Just some rambling about how I'm feeling right now.....
I just can't stop worrying & it just sucks. I just don't want to let myself get real excited about this. I just keep thinking something is gonna go wrong....either I will miscarry, have a baby with Downs Syndrome or something else...and that keeps me from thinking of me holding a little baby, looking at baby things & actually most of all making things for my baby. I like to sew & I've actually been selling my handmade things online for a couple years (I don't want to mention my store here because I wanna keep the entire world separate). I wanna start making a quilt or something but I'm just so worried that if I start I'll jinx something, and....I also wanna learn how to crochet a blanket (since I'm sitting my fat ass on the couch all the time anyway). Whether I quilt or crochet, I was thinking of starting with the inside as neutral colors (greens, yellows...) then after I find out the sex I can use boy or girl colors. Or if I quilt I can make a block a month with how I'm feeling at that moment, maybe embroider a little passage or something. I'm just so scared to start because I feel like something will go wrong. Part of me thinks that after the 18 week ultrasound I will calm down a bit...like I will find out if my baby will have some terrible disease or something at THAT ultrasound.

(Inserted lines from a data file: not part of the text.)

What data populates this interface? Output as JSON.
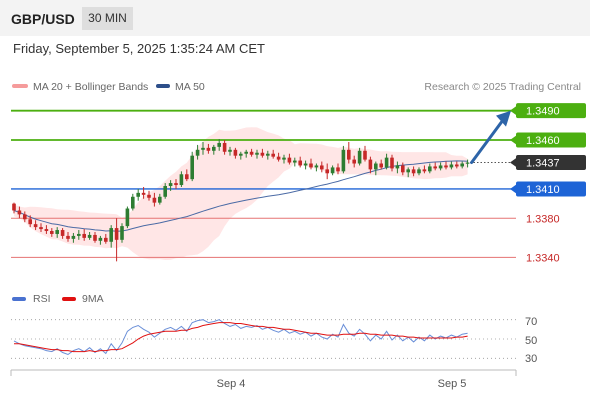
{
  "header": {
    "pair": "GBP/USD",
    "timeframe": "30 MIN"
  },
  "timestamp": "Friday, September 5, 2025 1:35:24 AM CET",
  "legend": {
    "ma20": "MA 20 + Bollinger Bands",
    "ma50": "MA 50"
  },
  "credit": "Research © 2025 Trading Central",
  "colors": {
    "bull": "#2e7d32",
    "bear": "#c62828",
    "resistance": "#4caf10",
    "support": "#1e64d6",
    "support_weak": "#e57373",
    "ma50": "#4a6aa5",
    "bollinger": "#ffd6d6",
    "current": "#333333",
    "rsi": "#6a8fd8",
    "rsi_ma": "#e01010",
    "arrow": "#2d64a8"
  },
  "chart_data": [
    {
      "type": "candlestick",
      "title": "GBP/USD",
      "timeframe": "30 MIN",
      "x_tick_labels": [
        "Sep 4",
        "Sep 5"
      ],
      "ylim": [
        1.332,
        1.3505
      ],
      "levels": [
        {
          "label": "1.3490",
          "value": 1.349,
          "kind": "resistance"
        },
        {
          "label": "1.3460",
          "value": 1.346,
          "kind": "resistance"
        },
        {
          "label": "1.3437",
          "value": 1.3437,
          "kind": "current"
        },
        {
          "label": "1.3410",
          "value": 1.341,
          "kind": "support"
        },
        {
          "label": "1.3380",
          "value": 1.338,
          "kind": "support_weak"
        },
        {
          "label": "1.3340",
          "value": 1.334,
          "kind": "support_weak"
        }
      ],
      "candles": [
        [
          1.3395,
          1.3396,
          1.3385,
          1.3388
        ],
        [
          1.3388,
          1.3392,
          1.338,
          1.3384
        ],
        [
          1.3384,
          1.3387,
          1.3376,
          1.3379
        ],
        [
          1.3379,
          1.3383,
          1.3371,
          1.3374
        ],
        [
          1.3374,
          1.3378,
          1.3368,
          1.3371
        ],
        [
          1.3371,
          1.3375,
          1.3366,
          1.3369
        ],
        [
          1.3369,
          1.3373,
          1.3364,
          1.3367
        ],
        [
          1.3367,
          1.337,
          1.3361,
          1.3364
        ],
        [
          1.3364,
          1.3371,
          1.336,
          1.3368
        ],
        [
          1.3368,
          1.337,
          1.3359,
          1.3362
        ],
        [
          1.3362,
          1.3366,
          1.3356,
          1.3359
        ],
        [
          1.3359,
          1.3365,
          1.3355,
          1.3362
        ],
        [
          1.3362,
          1.3368,
          1.3358,
          1.3364
        ],
        [
          1.3364,
          1.3369,
          1.3357,
          1.336
        ],
        [
          1.336,
          1.3366,
          1.3358,
          1.3363
        ],
        [
          1.3363,
          1.3366,
          1.3355,
          1.3357
        ],
        [
          1.3357,
          1.3362,
          1.3353,
          1.336
        ],
        [
          1.336,
          1.3364,
          1.3354,
          1.3356
        ],
        [
          1.3356,
          1.3373,
          1.335,
          1.337
        ],
        [
          1.337,
          1.338,
          1.3336,
          1.3358
        ],
        [
          1.3358,
          1.3375,
          1.3355,
          1.3372
        ],
        [
          1.3372,
          1.3392,
          1.337,
          1.339
        ],
        [
          1.339,
          1.3405,
          1.3388,
          1.3402
        ],
        [
          1.3402,
          1.341,
          1.3398,
          1.3406
        ],
        [
          1.3406,
          1.3412,
          1.34,
          1.3404
        ],
        [
          1.3404,
          1.3408,
          1.3398,
          1.3401
        ],
        [
          1.3401,
          1.3406,
          1.3392,
          1.3396
        ],
        [
          1.3396,
          1.3405,
          1.3394,
          1.3402
        ],
        [
          1.3402,
          1.3416,
          1.34,
          1.3413
        ],
        [
          1.3413,
          1.3419,
          1.3408,
          1.3416
        ],
        [
          1.3416,
          1.342,
          1.341,
          1.3414
        ],
        [
          1.3414,
          1.3428,
          1.3412,
          1.3425
        ],
        [
          1.3425,
          1.343,
          1.3418,
          1.342
        ],
        [
          1.342,
          1.3448,
          1.3418,
          1.3444
        ],
        [
          1.3444,
          1.3455,
          1.344,
          1.345
        ],
        [
          1.345,
          1.3458,
          1.3445,
          1.3452
        ],
        [
          1.3452,
          1.3456,
          1.3446,
          1.3449
        ],
        [
          1.3449,
          1.3455,
          1.3445,
          1.3453
        ],
        [
          1.3453,
          1.3461,
          1.3449,
          1.3457
        ],
        [
          1.3457,
          1.346,
          1.3445,
          1.3448
        ],
        [
          1.3448,
          1.3453,
          1.3444,
          1.345
        ],
        [
          1.345,
          1.3452,
          1.3441,
          1.3444
        ],
        [
          1.3444,
          1.3448,
          1.344,
          1.3446
        ],
        [
          1.3446,
          1.345,
          1.3442,
          1.3448
        ],
        [
          1.3448,
          1.3451,
          1.3443,
          1.3445
        ],
        [
          1.3445,
          1.345,
          1.3441,
          1.3447
        ],
        [
          1.3447,
          1.3451,
          1.3442,
          1.3444
        ],
        [
          1.3444,
          1.3449,
          1.344,
          1.3446
        ],
        [
          1.3446,
          1.345,
          1.3441,
          1.3443
        ],
        [
          1.3443,
          1.3447,
          1.3438,
          1.344
        ],
        [
          1.344,
          1.3445,
          1.3436,
          1.3442
        ],
        [
          1.3442,
          1.3446,
          1.3435,
          1.3437
        ],
        [
          1.3437,
          1.3442,
          1.3433,
          1.3439
        ],
        [
          1.3439,
          1.3443,
          1.3432,
          1.3434
        ],
        [
          1.3434,
          1.3439,
          1.343,
          1.3436
        ],
        [
          1.3436,
          1.3441,
          1.343,
          1.3432
        ],
        [
          1.3432,
          1.3436,
          1.3428,
          1.3434
        ],
        [
          1.3434,
          1.3438,
          1.3427,
          1.343
        ],
        [
          1.343,
          1.3436,
          1.342,
          1.3426
        ],
        [
          1.3426,
          1.3434,
          1.3424,
          1.3432
        ],
        [
          1.3432,
          1.3436,
          1.3425,
          1.3428
        ],
        [
          1.3428,
          1.3454,
          1.3426,
          1.345
        ],
        [
          1.345,
          1.3458,
          1.3436,
          1.344
        ],
        [
          1.344,
          1.3444,
          1.3432,
          1.3436
        ],
        [
          1.3436,
          1.3452,
          1.3434,
          1.3449
        ],
        [
          1.3449,
          1.3454,
          1.3438,
          1.344
        ],
        [
          1.344,
          1.3443,
          1.3426,
          1.343
        ],
        [
          1.343,
          1.3438,
          1.3424,
          1.3436
        ],
        [
          1.3436,
          1.344,
          1.343,
          1.3432
        ],
        [
          1.3432,
          1.3446,
          1.343,
          1.3442
        ],
        [
          1.3442,
          1.3445,
          1.3428,
          1.3431
        ],
        [
          1.3431,
          1.3438,
          1.3426,
          1.3434
        ],
        [
          1.3434,
          1.3437,
          1.3424,
          1.3427
        ],
        [
          1.3427,
          1.3432,
          1.3422,
          1.343
        ],
        [
          1.343,
          1.3433,
          1.3423,
          1.3426
        ],
        [
          1.3426,
          1.3432,
          1.3424,
          1.343
        ],
        [
          1.343,
          1.3434,
          1.3426,
          1.3428
        ],
        [
          1.3428,
          1.3436,
          1.3426,
          1.3433
        ],
        [
          1.3433,
          1.3437,
          1.3429,
          1.3431
        ],
        [
          1.3431,
          1.3437,
          1.3429,
          1.3434
        ],
        [
          1.3434,
          1.3438,
          1.343,
          1.3432
        ],
        [
          1.3432,
          1.3438,
          1.343,
          1.3435
        ],
        [
          1.3435,
          1.3438,
          1.3431,
          1.3433
        ],
        [
          1.3433,
          1.3438,
          1.3431,
          1.3436
        ],
        [
          1.3436,
          1.344,
          1.3432,
          1.3437
        ]
      ],
      "forecast_target": 1.349
    },
    {
      "type": "line",
      "title": "RSI",
      "series": [
        {
          "name": "RSI",
          "values": [
            48,
            45,
            43,
            42,
            41,
            40,
            38,
            37,
            40,
            36,
            34,
            38,
            40,
            37,
            41,
            36,
            40,
            35,
            45,
            38,
            46,
            58,
            62,
            64,
            60,
            57,
            52,
            56,
            60,
            62,
            59,
            63,
            58,
            67,
            69,
            70,
            67,
            68,
            70,
            66,
            63,
            65,
            61,
            63,
            62,
            64,
            60,
            62,
            59,
            57,
            60,
            56,
            58,
            55,
            57,
            53,
            56,
            52,
            50,
            55,
            52,
            65,
            56,
            53,
            60,
            55,
            48,
            54,
            50,
            58,
            49,
            54,
            48,
            52,
            47,
            52,
            48,
            54,
            50,
            53,
            51,
            54,
            52,
            55,
            56
          ]
        },
        {
          "name": "9MA",
          "values": [
            45,
            45,
            44,
            43,
            42,
            41,
            40,
            39,
            39,
            38,
            38,
            37,
            37,
            37,
            38,
            37,
            38,
            38,
            39,
            39,
            40,
            43,
            46,
            50,
            53,
            55,
            56,
            57,
            58,
            58,
            58,
            59,
            59,
            61,
            62,
            64,
            65,
            66,
            67,
            67,
            67,
            66,
            66,
            65,
            64,
            63,
            63,
            62,
            62,
            61,
            60,
            60,
            59,
            58,
            57,
            56,
            56,
            55,
            54,
            54,
            54,
            55,
            55,
            55,
            56,
            56,
            55,
            55,
            54,
            54,
            54,
            53,
            53,
            52,
            52,
            51,
            51,
            51,
            51,
            51,
            51,
            51,
            52,
            52,
            53
          ]
        }
      ],
      "y_tick_labels": [
        70,
        50,
        30
      ],
      "ylim": [
        20,
        80
      ]
    }
  ],
  "axis_labels": {
    "sep4": "Sep 4",
    "sep5": "Sep 5"
  },
  "rsi_ticks": {
    "t70": "70",
    "t50": "50",
    "t30": "30"
  },
  "rsi_legend": {
    "rsi": "RSI",
    "ma": "9MA"
  }
}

I am trying to be so good with everything else. As soon as I found out I was pregnant I quit smoking. I have smoked for 16+ years & have never tried quitting. Actually I never really have a thought to quit. Also caffeine....I drank probably a 2 liter of Pepsi (Diet Pepsi when I was dieting) a day. I don't drink coffee so this was my pep for the day. Now, I haven't had caffeine in ages, if I had 4 cans of caffeine soda this pregnancy so far that would be a lot. I drink 1.5 liter of water a day & maybe an Orange or Sprite soda each day since they are caffeine-free. A few friends of mine, with one in particular, that was pregnant did whatever she wanted with both pregnancies. She smoked cigarettes, Newport's too, one of the strong brands (that's what I smoked for 16 years). She drank Pepsi, coffee, ate fish & whatever else she wanted. Both her kids came out fine....actually the 1st was a preemie so not 100% fine but he's fine now (you'd think she would have been better with the 2nd pregnancy!). She said that she knew people that did everything right & their baby was sick and other people that didn't listen to any of the rules & their baby was fine. She thinks if you are gonna have a sick baby, you are gonna have a sick baby, no matter what. I also knew a bunch of other people that smoked through their pregnancy's & their baby's were all fine. I totally think they are all completely wrong. Of course the devil sneaks in & says "well their baby was fine". I think that 9 (actually 10) months is such a small amount of time to make sure that my child will be ok for the rest of their life. Imagine if I continued to smoke then my child ends up with asthma or ADD & I knew I did it. I screwed up my child's life forever because I was so selfish that I couldn't stop smoking for 9 little months. Maybe I just feel this way because I was actually able to stop. Quitting smoking is supposed to be harder than drugs. I guess I'm just lucky I was able to stop smoking because I know drugs was definitely NOT an easy thing to give up and they were totally screwing up my life!
I guess worrying is kinda normal for pregnant women...maybe not to the extent I'm worrying. I just hope that in a few weeks I go for the ultrasound, the heartbeat is still normal, they tell me everything is fine and not that there is a 1% chance my baby will have Downs or something....if I get that 1% chance I will FREAK the entire time even tho 1% is nothing. I hope I will start to "enjoy" my pregnancy like I hear other women say they do or did. I just wanna stop worrying!